Friday, April 17, 2015

Washington Post: Thousands Dead, Few Prosecuted



On a rainy night five years ago, Officer Coleman “Duke” Brackney set off in pursuit of a suspected drunk driver, chasing his black Mazda Miata down rural Arkansas roads at speeds of nearly 100 miles per hour. When the sports car finally came to rest in a ditch, Brackney opened fire at the rear window and repeatedly struck the driver, 41-year-old James Ahern, in the back. The gunshots killed Ahern.

Prosecutors charged Brackney with felony manslaughter. But he eventually entered a plea to a lesser charge and could ultimately be left with no criminal record.
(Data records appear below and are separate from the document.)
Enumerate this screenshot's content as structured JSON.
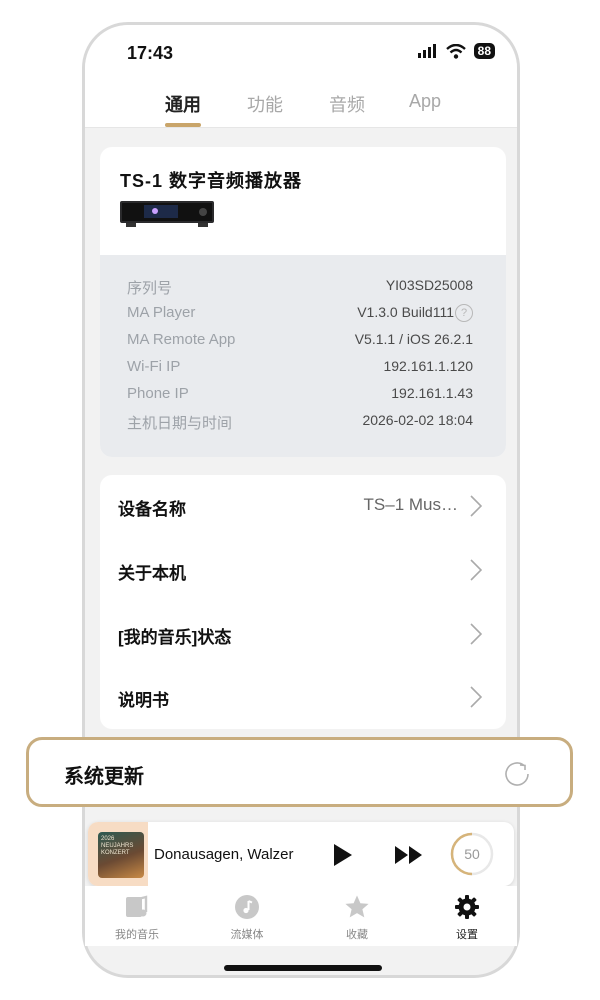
{
  "status_bar": {
    "time": "17:43",
    "battery": "88"
  },
  "tabs": [
    {
      "label": "通用",
      "active": true
    },
    {
      "label": "功能"
    },
    {
      "label": "音频"
    },
    {
      "label": "App"
    }
  ],
  "device": {
    "title": "TS-1 数字音频播放器",
    "info": [
      {
        "label": "序列号",
        "value": "YI03SD25008"
      },
      {
        "label": "MA Player",
        "value": "V1.3.0 Build111"
      },
      {
        "label": "MA Remote App",
        "value": "V5.1.1 / iOS 26.2.1"
      },
      {
        "label": "Wi-Fi IP",
        "value": "192.161.1.120"
      },
      {
        "label": "Phone IP",
        "value": "192.161.1.43"
      },
      {
        "label": "主机日期与时间",
        "value": "2026-02-02 18:04"
      }
    ]
  },
  "menu": [
    {
      "label": "设备名称",
      "value": "TS–1 Mus…"
    },
    {
      "label": "关于本机",
      "value": ""
    },
    {
      "label": "[我的音乐]状态",
      "value": ""
    },
    {
      "label": "说明书",
      "value": ""
    }
  ],
  "system_update": {
    "label": "系统更新"
  },
  "player": {
    "track": "Donausagen, Walzer",
    "timer": "50",
    "album_text": "2026 NEUJAHRS KONZERT"
  },
  "tabbar": [
    {
      "label": "我的音乐",
      "icon": "music-library-icon"
    },
    {
      "label": "流媒体",
      "icon": "music-note-icon"
    },
    {
      "label": "收藏",
      "icon": "star-icon"
    },
    {
      "label": "设置",
      "icon": "gear-icon",
      "active": true
    }
  ],
  "colors": {
    "accent": "#c9a56a",
    "highlight_border": "#c8ad7f",
    "info_bg": "#e9ebee"
  }
}
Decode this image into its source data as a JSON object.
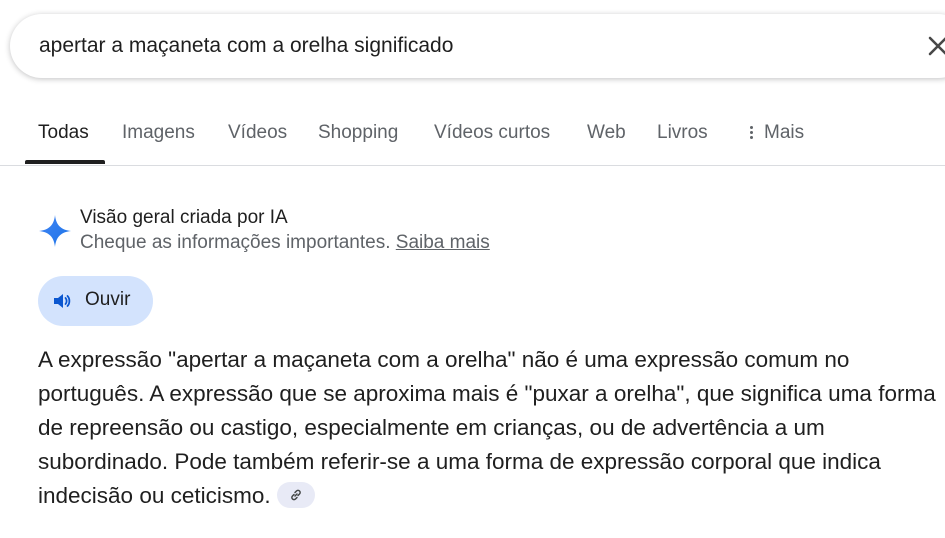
{
  "search": {
    "query": "apertar a maçaneta com a orelha significado"
  },
  "tabs": [
    {
      "label": "Todas",
      "active": true
    },
    {
      "label": "Imagens"
    },
    {
      "label": "Vídeos"
    },
    {
      "label": "Shopping"
    },
    {
      "label": "Vídeos curtos"
    },
    {
      "label": "Web"
    },
    {
      "label": "Livros"
    },
    {
      "label": "Mais"
    }
  ],
  "ai_overview": {
    "title": "Visão geral criada por IA",
    "subtitle": "Cheque as informações importantes.",
    "learn_more": "Saiba mais",
    "listen_label": "Ouvir",
    "answer": "A expressão \"apertar a maçaneta com a orelha\" não é uma expressão comum no português. A expressão que se aproxima mais é \"puxar a orelha\", que significa uma forma de repreensão ou castigo, especialmente em crianças, ou de advertência a um subordinado. Pode também referir-se a uma forma de expressão corporal que indica indecisão ou ceticismo."
  },
  "icons": {
    "clear": "close-icon",
    "ai": "sparkle-icon",
    "listen": "speaker-icon",
    "source": "link-icon",
    "more": "more-vert-icon"
  },
  "colors": {
    "accent_blue": "#4285f4",
    "listen_bg": "#d3e3fd",
    "muted_text": "#5f6368"
  }
}
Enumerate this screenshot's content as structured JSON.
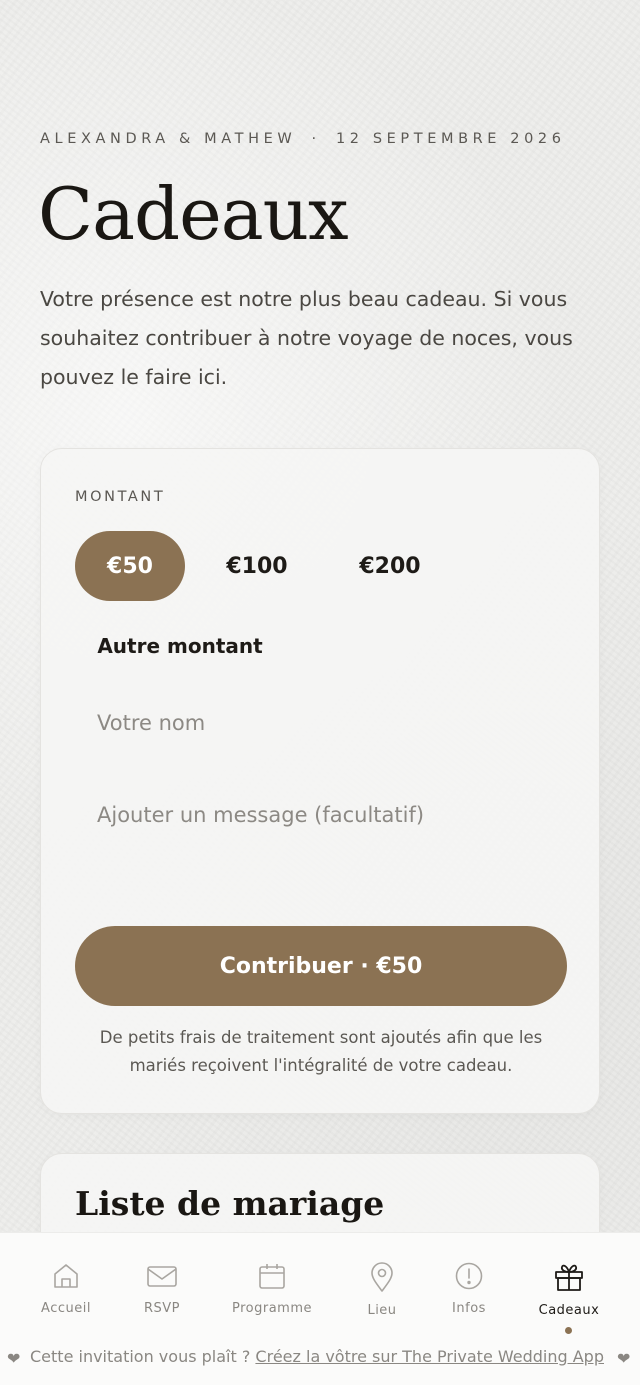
{
  "header": {
    "couple": "ALEXANDRA & MATHEW",
    "separator": "·",
    "date": "12 SEPTEMBRE 2026"
  },
  "page_title": "Cadeaux",
  "intro": "Votre présence est notre plus beau cadeau. Si vous souhaitez contribuer à notre voyage de noces, vous pouvez le faire ici.",
  "gift_form": {
    "amount_label": "MONTANT",
    "amounts": [
      "€50",
      "€100",
      "€200"
    ],
    "selected_amount": "€50",
    "other_amount": "Autre montant",
    "name_placeholder": "Votre nom",
    "message_placeholder": "Ajouter un message (facultatif)",
    "submit_label": "Contribuer · €50",
    "fee_note": "De petits frais de traitement sont ajoutés afin que les mariés reçoivent l'intégralité de votre cadeau."
  },
  "registry": {
    "title": "Liste de mariage"
  },
  "nav": {
    "items": [
      {
        "label": "Accueil",
        "icon": "home-icon"
      },
      {
        "label": "RSVP",
        "icon": "mail-icon"
      },
      {
        "label": "Programme",
        "icon": "calendar-icon"
      },
      {
        "label": "Lieu",
        "icon": "location-pin-icon"
      },
      {
        "label": "Infos",
        "icon": "info-alert-icon"
      },
      {
        "label": "Cadeaux",
        "icon": "gift-icon"
      }
    ],
    "active": "Cadeaux"
  },
  "footer": {
    "heart": "❤",
    "text": "Cette invitation vous plaît ?",
    "link": "Créez la vôtre sur The Private Wedding App"
  },
  "colors": {
    "accent": "#8b7253",
    "background": "#eeeeec",
    "text": "#1e1b17",
    "muted": "#8a8782"
  }
}
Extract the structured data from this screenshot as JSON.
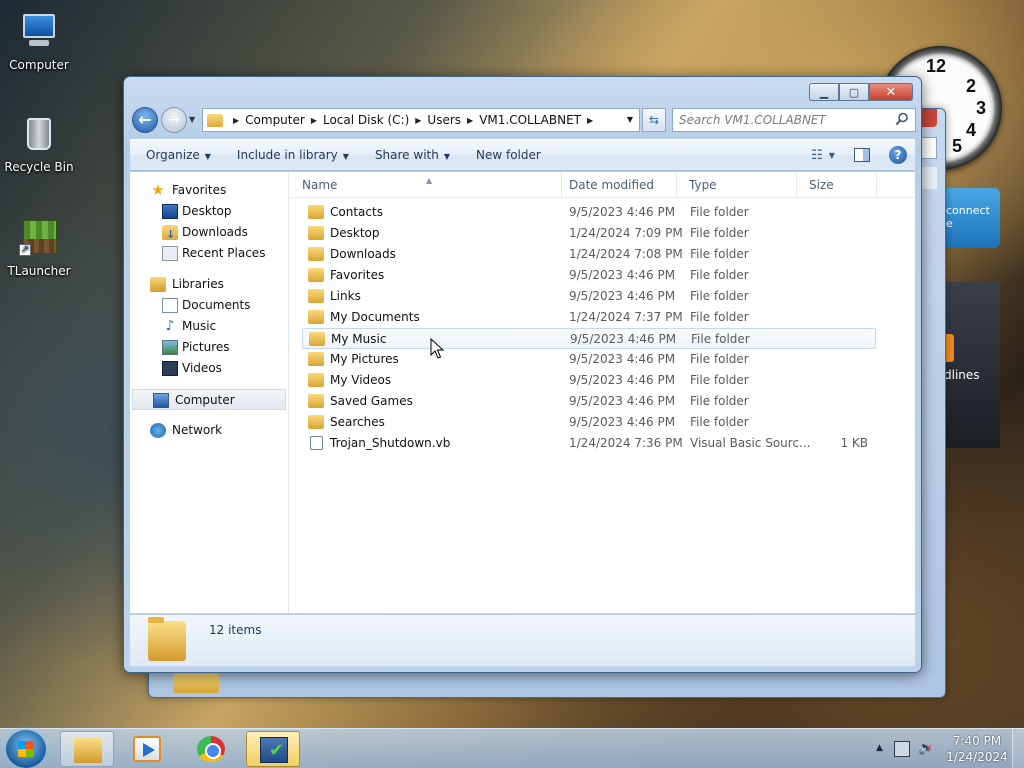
{
  "desktop": {
    "icons": [
      {
        "label": "Computer"
      },
      {
        "label": "Recycle Bin"
      },
      {
        "label": "TLauncher"
      }
    ],
    "gadgets": {
      "clock_numbers": [
        "12",
        "2",
        "3",
        "4",
        "5"
      ],
      "connect_text": "connect\ne",
      "news_text": "dlines"
    }
  },
  "window": {
    "caption": {
      "minimize": "▁",
      "maximize": "▢",
      "close": "✕"
    },
    "address": {
      "crumbs": [
        "Computer",
        "Local Disk (C:)",
        "Users",
        "VM1.COLLABNET"
      ]
    },
    "search": {
      "placeholder": "Search VM1.COLLABNET"
    },
    "toolbar": {
      "organize": "Organize",
      "include_in_library": "Include in library",
      "share_with": "Share with",
      "new_folder": "New folder"
    },
    "nav": {
      "favorites": {
        "label": "Favorites",
        "items": [
          "Desktop",
          "Downloads",
          "Recent Places"
        ]
      },
      "libraries": {
        "label": "Libraries",
        "items": [
          "Documents",
          "Music",
          "Pictures",
          "Videos"
        ]
      },
      "computer": "Computer",
      "network": "Network"
    },
    "columns": {
      "name": "Name",
      "date": "Date modified",
      "type": "Type",
      "size": "Size"
    },
    "files": [
      {
        "name": "Contacts",
        "date": "9/5/2023 4:46 PM",
        "type": "File folder",
        "size": ""
      },
      {
        "name": "Desktop",
        "date": "1/24/2024 7:09 PM",
        "type": "File folder",
        "size": ""
      },
      {
        "name": "Downloads",
        "date": "1/24/2024 7:08 PM",
        "type": "File folder",
        "size": ""
      },
      {
        "name": "Favorites",
        "date": "9/5/2023 4:46 PM",
        "type": "File folder",
        "size": ""
      },
      {
        "name": "Links",
        "date": "9/5/2023 4:46 PM",
        "type": "File folder",
        "size": ""
      },
      {
        "name": "My Documents",
        "date": "1/24/2024 7:37 PM",
        "type": "File folder",
        "size": ""
      },
      {
        "name": "My Music",
        "date": "9/5/2023 4:46 PM",
        "type": "File folder",
        "size": ""
      },
      {
        "name": "My Pictures",
        "date": "9/5/2023 4:46 PM",
        "type": "File folder",
        "size": ""
      },
      {
        "name": "My Videos",
        "date": "9/5/2023 4:46 PM",
        "type": "File folder",
        "size": ""
      },
      {
        "name": "Saved Games",
        "date": "9/5/2023 4:46 PM",
        "type": "File folder",
        "size": ""
      },
      {
        "name": "Searches",
        "date": "9/5/2023 4:46 PM",
        "type": "File folder",
        "size": ""
      },
      {
        "name": "Trojan_Shutdown.vb",
        "date": "1/24/2024 7:36 PM",
        "type": "Visual Basic Sourc...",
        "size": "1 KB"
      }
    ],
    "details": {
      "item_count": "12 items"
    }
  },
  "taskbar": {
    "tasks": [
      {
        "icon": "windows-explorer-icon",
        "active": true
      },
      {
        "icon": "media-player-icon",
        "active": false
      },
      {
        "icon": "chrome-icon",
        "active": false
      },
      {
        "icon": "installer-icon",
        "active": true
      }
    ],
    "clock": {
      "time": "7:40 PM",
      "date": "1/24/2024"
    }
  }
}
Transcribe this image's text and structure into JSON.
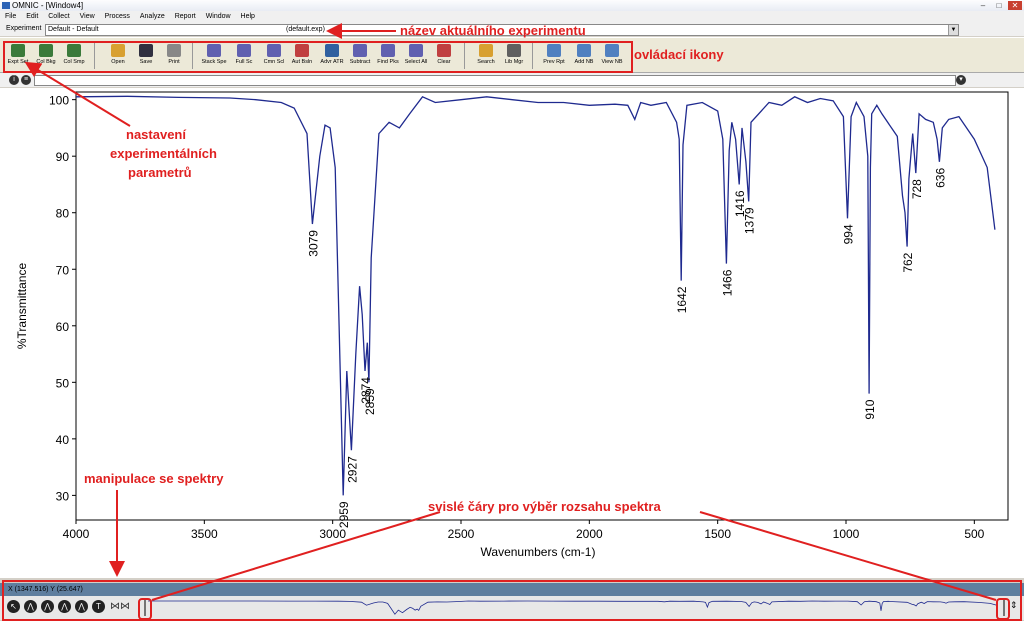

Now, he serves as the police chief in a small community 20 miles from the scene of the shooting.

Brackney is among 54 officers charged over the past decade for fatally shooting someone while on duty, according to an analysis by The Washington Post and researchers at Bowling Green State University. 


This analysis, based on a wide range of public records and interviews with law enforcement, judicial and other legal experts, sought to identify for the first time every officer who faced charges­ for such shootings since 2005. These represent a small fraction of the thousands of fatal police shootings that have occurred across the country in that time.

In an overwhelming majority of the cases where an officer was charged, the person killed was unarmed. But it usually took more than that.

When prosecutors pressed charges, The Post analysis found, there were typically other factors that made the case exceptional, including: a victim shot in the back, a video recording of the incident, incriminating testimony from other officers or allegations of a coverup.

Forty-three cases involved at least one of these four factors. Nineteen cases involved at least two.

In the most recent incident, officials in North Charleston, S.C., filed a murder charge Tuesday against a white police officer, Michael T. Slager, for gunning down an apparently unarmed black man. A video recording showed Slager repeatedly shooting the man in the back as he was running away.